Cinq décennies de courses, de passion, de bagarres en piste, de jeunes talents, de triomphes, de désillusions… la Formule Renault a toujours représenté l’essence même du sport automobile. La plus connue des Formules de promotion a permis à tant d’immenses pilotes d’accéder au plus haut niveau du sport automobile et a laissé une empreinte sans pareille dans la compétition automobile. Et comme on ne peut pas parler de Formule Renault sans parler des châssis Martini construits à Magny-Cours par le grand Tico Martini, également à l’origine des monoplaces de l’école Winfield en 1969, il n’en fallait pas plus pour nous. C’est avec un plaisir immense que nous célébrons ce bel anniversaire lors des Classic Days :
– Exposition des Formule Renault de 1971 à nos jours
– La présence de nombreux grands pilotes qui ont couru en Formule Renault
– Plateau de Formule Renault en piste

Cet anniversaire a été organisé avec le ‘Club Formule de France’ et le soutien de Renault Collection. Nous tenons ici à les remercier chaleureusement pour leur précieuse contribution, et leur fidélité aux Classic Days.

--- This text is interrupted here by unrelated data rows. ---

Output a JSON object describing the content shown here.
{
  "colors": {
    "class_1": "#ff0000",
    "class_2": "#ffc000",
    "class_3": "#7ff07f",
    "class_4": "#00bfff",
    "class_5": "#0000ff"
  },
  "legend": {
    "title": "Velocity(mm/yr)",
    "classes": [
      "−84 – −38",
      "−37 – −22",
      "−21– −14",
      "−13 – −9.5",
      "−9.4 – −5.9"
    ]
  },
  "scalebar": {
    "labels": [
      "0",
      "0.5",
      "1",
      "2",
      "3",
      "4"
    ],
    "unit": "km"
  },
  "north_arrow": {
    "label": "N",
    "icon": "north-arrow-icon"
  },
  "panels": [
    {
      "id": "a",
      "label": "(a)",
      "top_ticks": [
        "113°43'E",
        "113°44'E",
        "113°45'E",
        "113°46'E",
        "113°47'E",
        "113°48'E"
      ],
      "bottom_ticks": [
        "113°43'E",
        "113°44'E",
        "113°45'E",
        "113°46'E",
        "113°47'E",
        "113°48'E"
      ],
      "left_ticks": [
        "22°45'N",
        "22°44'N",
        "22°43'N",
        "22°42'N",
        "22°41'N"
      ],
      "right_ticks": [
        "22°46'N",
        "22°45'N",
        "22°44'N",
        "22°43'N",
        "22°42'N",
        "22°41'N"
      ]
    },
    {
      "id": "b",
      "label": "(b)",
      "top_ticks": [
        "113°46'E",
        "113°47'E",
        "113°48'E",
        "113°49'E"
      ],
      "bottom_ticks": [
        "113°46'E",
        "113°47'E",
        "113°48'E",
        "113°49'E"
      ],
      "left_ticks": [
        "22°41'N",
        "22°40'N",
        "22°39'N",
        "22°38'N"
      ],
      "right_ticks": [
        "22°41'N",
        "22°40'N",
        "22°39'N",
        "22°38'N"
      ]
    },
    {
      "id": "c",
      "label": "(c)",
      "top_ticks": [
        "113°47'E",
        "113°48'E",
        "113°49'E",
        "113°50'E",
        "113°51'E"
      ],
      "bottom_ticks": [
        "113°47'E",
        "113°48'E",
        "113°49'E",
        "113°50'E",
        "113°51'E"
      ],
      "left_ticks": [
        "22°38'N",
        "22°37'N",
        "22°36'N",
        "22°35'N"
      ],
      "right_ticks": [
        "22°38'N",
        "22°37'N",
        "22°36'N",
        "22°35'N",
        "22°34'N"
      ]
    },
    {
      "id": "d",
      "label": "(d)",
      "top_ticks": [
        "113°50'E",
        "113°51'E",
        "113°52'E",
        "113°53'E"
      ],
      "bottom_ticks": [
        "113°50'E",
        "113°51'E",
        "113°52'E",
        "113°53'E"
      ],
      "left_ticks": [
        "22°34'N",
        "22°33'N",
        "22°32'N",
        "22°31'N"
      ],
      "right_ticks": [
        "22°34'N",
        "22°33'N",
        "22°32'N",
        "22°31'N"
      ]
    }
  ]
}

D’ici là, petit retour sur ces 50 ans d’histoire
1898 – 1925 : Les débuts de la compétition chez Renault
Très tôt, Louis Renault prend conscience de l’importance des exploits sportifs dans le développement de l’image de sa marque. Le 24 décembre 1898, il prouve la supériorité de sa première grande innovation : la transmission à prise directe. Sa voiturette Type A est la première à gravir la rue Lepic, à Montmartre.

À la suite de ce succès, Renault s’engage dans la compétition automobile et remporte une série de victoires en Grand Prix. La Renault type K, équipée du 1er moteur conçu par Renault, s’illustre notamment en 1902 lors du Paris-Vienne. La Première Guerre Mondiale marque un temps d’arrêt dans la compétition automobile en Europe mais Renault ne reste pas éloigné du sport automobile pour longtemps. La marque au losange revient en force dans les années 20′ avec l’impressionnante Renault 40CV. Victorieuse au Rallye de Monte-Carlo en 1925, elle s’illustre en battant, avec sa version spécifique, les nombreux records de vitesse sur circuit de l’époque.

1958 : L’arrivée de Gordini
En 1958, Renault place le constructeur d’origine italienne, Amédée Gordini, à la tête de la division sport automobile. La mythique Renault 8 Gordini voit le jour. Elle deviendra un symbole de réussite pour toute une génération de pilotes. Son immense popularité conduit à la création, en 1966, de la Coupe Renault 8 Gordini : les championnats mono-marques étaient nés.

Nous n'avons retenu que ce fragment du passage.